Il est, en effet, important de dissocier cette stratégie de la nouvelle Politique agricole commune (PAC), dont l’entrée en vigueur est prévue pour janvier 2023. Si la première est assurément catastrophique pour notre autonomie alimentaire, la seconde permet paradoxalement de rendre aux États membres la compétence de fixer eux-mêmes leurs priorités agricoles dans le cadre de « plans stratégiques nationaux », dont la création est la nouveauté la plus marquante de la nouvelle PAC par rapport à l’ancienne.

Ces plans stratégiques nationaux sont la preuve tangible d’une « renationalisation » de la PAC. Actuellement en cours de négociation avec la Commission, ils apportent l’immense espoir d’une meilleure adaptation de la politique agricole européenne aux besoins des États membres et de leurs agriculteurs. C’est pourquoi la délégation RN a voté en faveur de cette nouvelle PAC.
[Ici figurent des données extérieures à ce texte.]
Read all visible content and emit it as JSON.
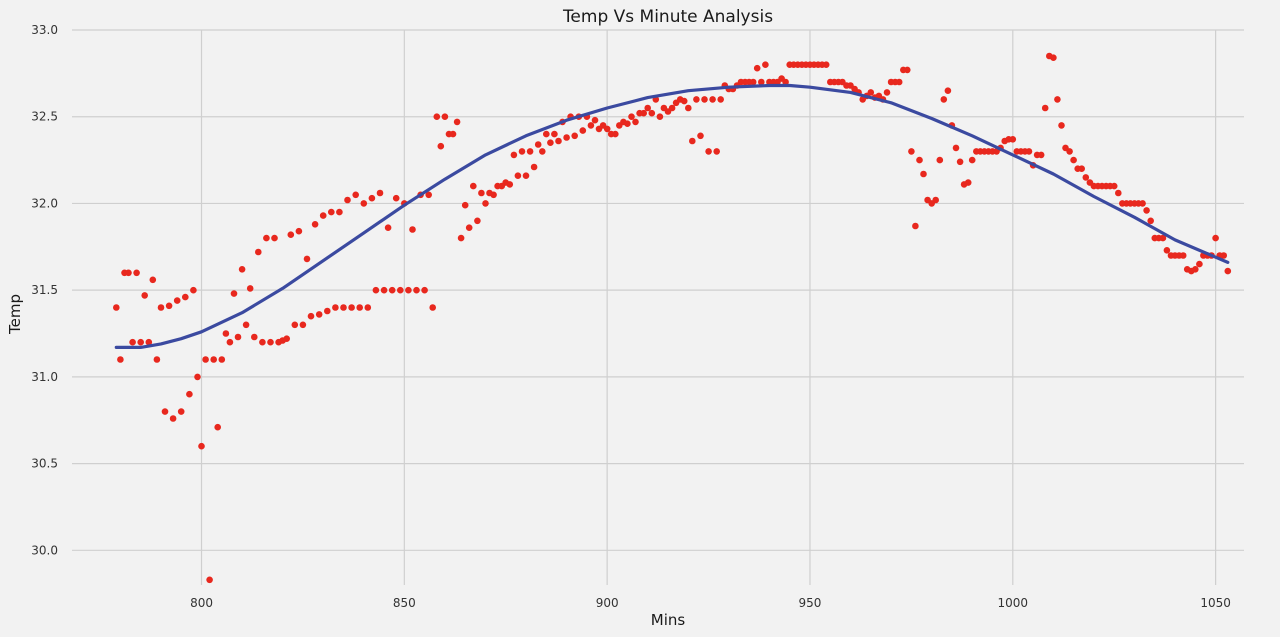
{
  "chart_data": {
    "type": "scatter",
    "title": "Temp Vs Minute Analysis",
    "xlabel": "Mins",
    "ylabel": "Temp",
    "xlim": [
      773,
      1057
    ],
    "ylim": [
      29.8,
      33.0
    ],
    "xticks": [
      800,
      850,
      900,
      950,
      1000,
      1050
    ],
    "xtick_labels": [
      "800",
      "850",
      "900",
      "950",
      "1000",
      "1050"
    ],
    "yticks": [
      30.0,
      30.5,
      31.0,
      31.5,
      32.0,
      32.5,
      33.0
    ],
    "ytick_labels": [
      "30.0",
      "30.5",
      "31.0",
      "31.5",
      "32.0",
      "32.5",
      "33.0"
    ],
    "grid": true,
    "legend": "none",
    "colors": {
      "points": "#e8281e",
      "fit_line": "#3b4aa0",
      "background": "#f2f2f2",
      "grid": "#cfcfcf"
    },
    "series": [
      {
        "kind": "scatter",
        "points": [
          [
            779,
            31.4
          ],
          [
            780,
            31.1
          ],
          [
            781,
            31.6
          ],
          [
            782,
            31.6
          ],
          [
            783,
            31.2
          ],
          [
            784,
            31.6
          ],
          [
            785,
            31.2
          ],
          [
            786,
            31.47
          ],
          [
            787,
            31.2
          ],
          [
            788,
            31.56
          ],
          [
            789,
            31.1
          ],
          [
            790,
            31.4
          ],
          [
            791,
            30.8
          ],
          [
            792,
            31.41
          ],
          [
            793,
            30.76
          ],
          [
            794,
            31.44
          ],
          [
            795,
            30.8
          ],
          [
            796,
            31.46
          ],
          [
            797,
            30.9
          ],
          [
            798,
            31.5
          ],
          [
            799,
            31.0
          ],
          [
            800,
            30.6
          ],
          [
            801,
            31.1
          ],
          [
            802,
            29.83
          ],
          [
            803,
            31.1
          ],
          [
            804,
            30.71
          ],
          [
            805,
            31.1
          ],
          [
            806,
            31.25
          ],
          [
            807,
            31.2
          ],
          [
            808,
            31.48
          ],
          [
            809,
            31.23
          ],
          [
            810,
            31.62
          ],
          [
            811,
            31.3
          ],
          [
            812,
            31.51
          ],
          [
            813,
            31.23
          ],
          [
            814,
            31.72
          ],
          [
            815,
            31.2
          ],
          [
            816,
            31.8
          ],
          [
            817,
            31.2
          ],
          [
            818,
            31.8
          ],
          [
            819,
            31.2
          ],
          [
            820,
            31.21
          ],
          [
            821,
            31.22
          ],
          [
            822,
            31.82
          ],
          [
            823,
            31.3
          ],
          [
            824,
            31.84
          ],
          [
            825,
            31.3
          ],
          [
            826,
            31.68
          ],
          [
            827,
            31.35
          ],
          [
            828,
            31.88
          ],
          [
            829,
            31.36
          ],
          [
            830,
            31.93
          ],
          [
            831,
            31.38
          ],
          [
            832,
            31.95
          ],
          [
            833,
            31.4
          ],
          [
            834,
            31.95
          ],
          [
            835,
            31.4
          ],
          [
            836,
            32.02
          ],
          [
            837,
            31.4
          ],
          [
            838,
            32.05
          ],
          [
            839,
            31.4
          ],
          [
            840,
            32.0
          ],
          [
            841,
            31.4
          ],
          [
            842,
            32.03
          ],
          [
            843,
            31.5
          ],
          [
            844,
            32.06
          ],
          [
            845,
            31.5
          ],
          [
            846,
            31.86
          ],
          [
            847,
            31.5
          ],
          [
            848,
            32.03
          ],
          [
            849,
            31.5
          ],
          [
            850,
            32.0
          ],
          [
            851,
            31.5
          ],
          [
            852,
            31.85
          ],
          [
            853,
            31.5
          ],
          [
            854,
            32.05
          ],
          [
            855,
            31.5
          ],
          [
            856,
            32.05
          ],
          [
            857,
            31.4
          ],
          [
            858,
            32.5
          ],
          [
            859,
            32.33
          ],
          [
            860,
            32.5
          ],
          [
            861,
            32.4
          ],
          [
            862,
            32.4
          ],
          [
            863,
            32.47
          ],
          [
            864,
            31.8
          ],
          [
            865,
            31.99
          ],
          [
            866,
            31.86
          ],
          [
            867,
            32.1
          ],
          [
            868,
            31.9
          ],
          [
            869,
            32.06
          ],
          [
            870,
            32.0
          ],
          [
            871,
            32.06
          ],
          [
            872,
            32.05
          ],
          [
            873,
            32.1
          ],
          [
            874,
            32.1
          ],
          [
            875,
            32.12
          ],
          [
            876,
            32.11
          ],
          [
            877,
            32.28
          ],
          [
            878,
            32.16
          ],
          [
            879,
            32.3
          ],
          [
            880,
            32.16
          ],
          [
            881,
            32.3
          ],
          [
            882,
            32.21
          ],
          [
            883,
            32.34
          ],
          [
            884,
            32.3
          ],
          [
            885,
            32.4
          ],
          [
            886,
            32.35
          ],
          [
            887,
            32.4
          ],
          [
            888,
            32.36
          ],
          [
            889,
            32.47
          ],
          [
            890,
            32.38
          ],
          [
            891,
            32.5
          ],
          [
            892,
            32.39
          ],
          [
            893,
            32.5
          ],
          [
            894,
            32.42
          ],
          [
            895,
            32.5
          ],
          [
            896,
            32.45
          ],
          [
            897,
            32.48
          ],
          [
            898,
            32.43
          ],
          [
            899,
            32.45
          ],
          [
            900,
            32.43
          ],
          [
            901,
            32.4
          ],
          [
            902,
            32.4
          ],
          [
            903,
            32.45
          ],
          [
            904,
            32.47
          ],
          [
            905,
            32.46
          ],
          [
            906,
            32.5
          ],
          [
            907,
            32.47
          ],
          [
            908,
            32.52
          ],
          [
            909,
            32.52
          ],
          [
            910,
            32.55
          ],
          [
            911,
            32.52
          ],
          [
            912,
            32.6
          ],
          [
            913,
            32.5
          ],
          [
            914,
            32.55
          ],
          [
            915,
            32.53
          ],
          [
            916,
            32.55
          ],
          [
            917,
            32.58
          ],
          [
            918,
            32.6
          ],
          [
            919,
            32.59
          ],
          [
            920,
            32.55
          ],
          [
            921,
            32.36
          ],
          [
            922,
            32.6
          ],
          [
            923,
            32.39
          ],
          [
            924,
            32.6
          ],
          [
            925,
            32.3
          ],
          [
            926,
            32.6
          ],
          [
            927,
            32.3
          ],
          [
            928,
            32.6
          ],
          [
            929,
            32.68
          ],
          [
            930,
            32.66
          ],
          [
            931,
            32.66
          ],
          [
            932,
            32.68
          ],
          [
            933,
            32.7
          ],
          [
            934,
            32.7
          ],
          [
            935,
            32.7
          ],
          [
            936,
            32.7
          ],
          [
            937,
            32.78
          ],
          [
            938,
            32.7
          ],
          [
            939,
            32.8
          ],
          [
            940,
            32.7
          ],
          [
            941,
            32.7
          ],
          [
            942,
            32.7
          ],
          [
            943,
            32.72
          ],
          [
            944,
            32.7
          ],
          [
            945,
            32.8
          ],
          [
            946,
            32.8
          ],
          [
            947,
            32.8
          ],
          [
            948,
            32.8
          ],
          [
            949,
            32.8
          ],
          [
            950,
            32.8
          ],
          [
            951,
            32.8
          ],
          [
            952,
            32.8
          ],
          [
            953,
            32.8
          ],
          [
            954,
            32.8
          ],
          [
            955,
            32.7
          ],
          [
            956,
            32.7
          ],
          [
            957,
            32.7
          ],
          [
            958,
            32.7
          ],
          [
            959,
            32.68
          ],
          [
            960,
            32.68
          ],
          [
            961,
            32.66
          ],
          [
            962,
            32.64
          ],
          [
            963,
            32.6
          ],
          [
            964,
            32.62
          ],
          [
            965,
            32.64
          ],
          [
            966,
            32.61
          ],
          [
            967,
            32.62
          ],
          [
            968,
            32.6
          ],
          [
            969,
            32.64
          ],
          [
            970,
            32.7
          ],
          [
            971,
            32.7
          ],
          [
            972,
            32.7
          ],
          [
            973,
            32.77
          ],
          [
            974,
            32.77
          ],
          [
            975,
            32.3
          ],
          [
            976,
            31.87
          ],
          [
            977,
            32.25
          ],
          [
            978,
            32.17
          ],
          [
            979,
            32.02
          ],
          [
            980,
            32.0
          ],
          [
            981,
            32.02
          ],
          [
            982,
            32.25
          ],
          [
            983,
            32.6
          ],
          [
            984,
            32.65
          ],
          [
            985,
            32.45
          ],
          [
            986,
            32.32
          ],
          [
            987,
            32.24
          ],
          [
            988,
            32.11
          ],
          [
            989,
            32.12
          ],
          [
            990,
            32.25
          ],
          [
            991,
            32.3
          ],
          [
            992,
            32.3
          ],
          [
            993,
            32.3
          ],
          [
            994,
            32.3
          ],
          [
            995,
            32.3
          ],
          [
            996,
            32.3
          ],
          [
            997,
            32.32
          ],
          [
            998,
            32.36
          ],
          [
            999,
            32.37
          ],
          [
            1000,
            32.37
          ],
          [
            1001,
            32.3
          ],
          [
            1002,
            32.3
          ],
          [
            1003,
            32.3
          ],
          [
            1004,
            32.3
          ],
          [
            1005,
            32.22
          ],
          [
            1006,
            32.28
          ],
          [
            1007,
            32.28
          ],
          [
            1008,
            32.55
          ],
          [
            1009,
            32.85
          ],
          [
            1010,
            32.84
          ],
          [
            1011,
            32.6
          ],
          [
            1012,
            32.45
          ],
          [
            1013,
            32.32
          ],
          [
            1014,
            32.3
          ],
          [
            1015,
            32.25
          ],
          [
            1016,
            32.2
          ],
          [
            1017,
            32.2
          ],
          [
            1018,
            32.15
          ],
          [
            1019,
            32.12
          ],
          [
            1020,
            32.1
          ],
          [
            1021,
            32.1
          ],
          [
            1022,
            32.1
          ],
          [
            1023,
            32.1
          ],
          [
            1024,
            32.1
          ],
          [
            1025,
            32.1
          ],
          [
            1026,
            32.06
          ],
          [
            1027,
            32.0
          ],
          [
            1028,
            32.0
          ],
          [
            1029,
            32.0
          ],
          [
            1030,
            32.0
          ],
          [
            1031,
            32.0
          ],
          [
            1032,
            32.0
          ],
          [
            1033,
            31.96
          ],
          [
            1034,
            31.9
          ],
          [
            1035,
            31.8
          ],
          [
            1036,
            31.8
          ],
          [
            1037,
            31.8
          ],
          [
            1038,
            31.73
          ],
          [
            1039,
            31.7
          ],
          [
            1040,
            31.7
          ],
          [
            1041,
            31.7
          ],
          [
            1042,
            31.7
          ],
          [
            1043,
            31.62
          ],
          [
            1044,
            31.61
          ],
          [
            1045,
            31.62
          ],
          [
            1046,
            31.65
          ],
          [
            1047,
            31.7
          ],
          [
            1048,
            31.7
          ],
          [
            1049,
            31.7
          ],
          [
            1050,
            31.8
          ],
          [
            1051,
            31.7
          ],
          [
            1052,
            31.7
          ],
          [
            1053,
            31.61
          ]
        ]
      },
      {
        "kind": "line",
        "points": [
          [
            779,
            31.17
          ],
          [
            785,
            31.17
          ],
          [
            790,
            31.19
          ],
          [
            795,
            31.22
          ],
          [
            800,
            31.26
          ],
          [
            810,
            31.37
          ],
          [
            820,
            31.51
          ],
          [
            830,
            31.67
          ],
          [
            840,
            31.83
          ],
          [
            850,
            31.99
          ],
          [
            860,
            32.14
          ],
          [
            870,
            32.28
          ],
          [
            880,
            32.39
          ],
          [
            890,
            32.48
          ],
          [
            900,
            32.55
          ],
          [
            910,
            32.61
          ],
          [
            920,
            32.65
          ],
          [
            930,
            32.67
          ],
          [
            940,
            32.68
          ],
          [
            945,
            32.68
          ],
          [
            950,
            32.67
          ],
          [
            960,
            32.64
          ],
          [
            970,
            32.58
          ],
          [
            980,
            32.49
          ],
          [
            990,
            32.39
          ],
          [
            1000,
            32.28
          ],
          [
            1010,
            32.17
          ],
          [
            1020,
            32.04
          ],
          [
            1030,
            31.92
          ],
          [
            1040,
            31.79
          ],
          [
            1050,
            31.69
          ],
          [
            1053,
            31.66
          ]
        ]
      }
    ]
  }
}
Mais pour que cet espoir se réalise, chaque État membre devra âprement se battre et résister à la tentative de la Commission de profiter de la négociation de son plan stratégique national pour y instiller ses folles idées.

 

Gilles Lebreton
Gilles Lebreton
Député RN au Parlement européen, membre de la commission Agriculture

Vos commentaires

28 commentaires

  1. Je ne rejoins pas complètement votre opinion, les français sont les champions des pesticides, quand on voit l’explosion des cancers en particulier chez les agriculteurs et dans la population, il serait bon d’inverser la vapeur. De même pour le bio, sa naissance n’est pas d’hier … je crois sincèrement que la FNSEA freine des 4 fers mais pas pour de bonnes raisons

  2. Les propositions de l Europe sont suicidaires pour la France elle-même et les autres pays qui composent l Europe .
    L europe veut notre PERTE et notre SOUMISSION , c est désespérant …

  3. Désinformation quand tu nous tiens!! ces pourcentages de diminution de production sont probables pendant la période de passage au bio; mais après non! De plus ils sont loin en dessous des 40% de gaspillage de nourriture en Europe: alors, commençons par ne plus gaspiller, ne plus trop manger, et nous ne serons pas en sous production, loin de là: nos besoins seront largement satisfaits!

  4. Contre quoi bataillez-vous exactement ? Les directives de la PAC, conjuguées aux injonctions de la FNSEA, sont un désastre depuis leur existence, tant pour le monde agricole que pour les consommateurs: démembrement des cultures, agriculture intensive, avec perte avérée de la biodiversité : terres mortes, pollution des sols, des nappes phréatiques, pour des décennies, etc… En quoi un changement peut-il être pire ?

    • La FNSEA ne donne aucune injonction à ses adhérents concernant leur façon de travailler chez eux. Il y a un moyen de résoudre ce problème de ZNT: c’est de pulvériser la nuit, ce qui permet de profiter de l’absence de vent et d’une bonne hygrométrie. C’est un problème d’organisation du travail.